13. Operating a CMV after refusing to undergo a new-entrant safety audit 385.337(b). Average fine paid $3,460; top penalty paid $15,410.
14. Failing to keep minimum inspection and maintenance records 396.3(b). Average fine paid $949; top penalty paid $6,480.
15. Operating a CMV in violation of a new entrant out of service order 385.331. Average fine paid $3,264; top penalty paid $6,930.
Now, let’s shift gears and talk about your Unified Carrier Registration. If your fee bracket has changed under the Unified Carrier Registration (UCR) program, make sure your records back up the new numbers for your fleet. States are required to perform audits each year on carriers who move from one payment bracket to a lower bracket. The goal is to verify that the carrier has properly deducted vehicles from its UCR payment.
Most carriers, freight forwarders, leasing companies, and brokers engaged in interstate commerce are subject to annual registration and fees under the UCR program. The fee structure is a bracket system, with the fees based on the number of CMVs a carrier owns or operates. A CMV is owned or operated by a carrier if the vehicle is registered under federal or state law, or both, in the name of the carrier, or controlled by the carrier under a long-term lease during a vehicle registration year. A vehicle operated under a lease of 30 days or less need not be included in the count.

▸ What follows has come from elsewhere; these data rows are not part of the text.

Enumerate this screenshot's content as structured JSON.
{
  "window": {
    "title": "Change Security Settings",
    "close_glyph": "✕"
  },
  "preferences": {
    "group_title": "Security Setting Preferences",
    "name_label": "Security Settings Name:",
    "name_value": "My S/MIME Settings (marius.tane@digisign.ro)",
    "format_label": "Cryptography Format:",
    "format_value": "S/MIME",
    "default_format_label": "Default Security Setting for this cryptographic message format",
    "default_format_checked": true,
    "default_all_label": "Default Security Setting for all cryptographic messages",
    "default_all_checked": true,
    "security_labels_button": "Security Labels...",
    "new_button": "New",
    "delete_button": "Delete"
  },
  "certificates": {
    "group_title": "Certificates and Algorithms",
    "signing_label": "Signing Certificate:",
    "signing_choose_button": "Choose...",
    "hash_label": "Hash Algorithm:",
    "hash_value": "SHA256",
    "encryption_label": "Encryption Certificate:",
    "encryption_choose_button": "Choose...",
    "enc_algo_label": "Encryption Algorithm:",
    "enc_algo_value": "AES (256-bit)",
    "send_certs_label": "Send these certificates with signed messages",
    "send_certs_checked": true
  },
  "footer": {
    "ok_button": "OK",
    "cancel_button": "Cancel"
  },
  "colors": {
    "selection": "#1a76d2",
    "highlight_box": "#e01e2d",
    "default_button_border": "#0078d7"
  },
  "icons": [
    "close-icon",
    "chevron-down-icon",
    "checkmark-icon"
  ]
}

The number of CMVs owned or operated and subject to fees is either Option A – the number reported on the most recently filed MCS-150 with the USDOT; or Option B – the total number of CMVs owned or operated for the twelve-month period ending on June 30 immediately prior to the beginning of a given registration year. Motor vehicles used solely in intrastate operations may be excluded from the vehicle count. This exclusion must be clearly documented (see “UCR-1 Form” below).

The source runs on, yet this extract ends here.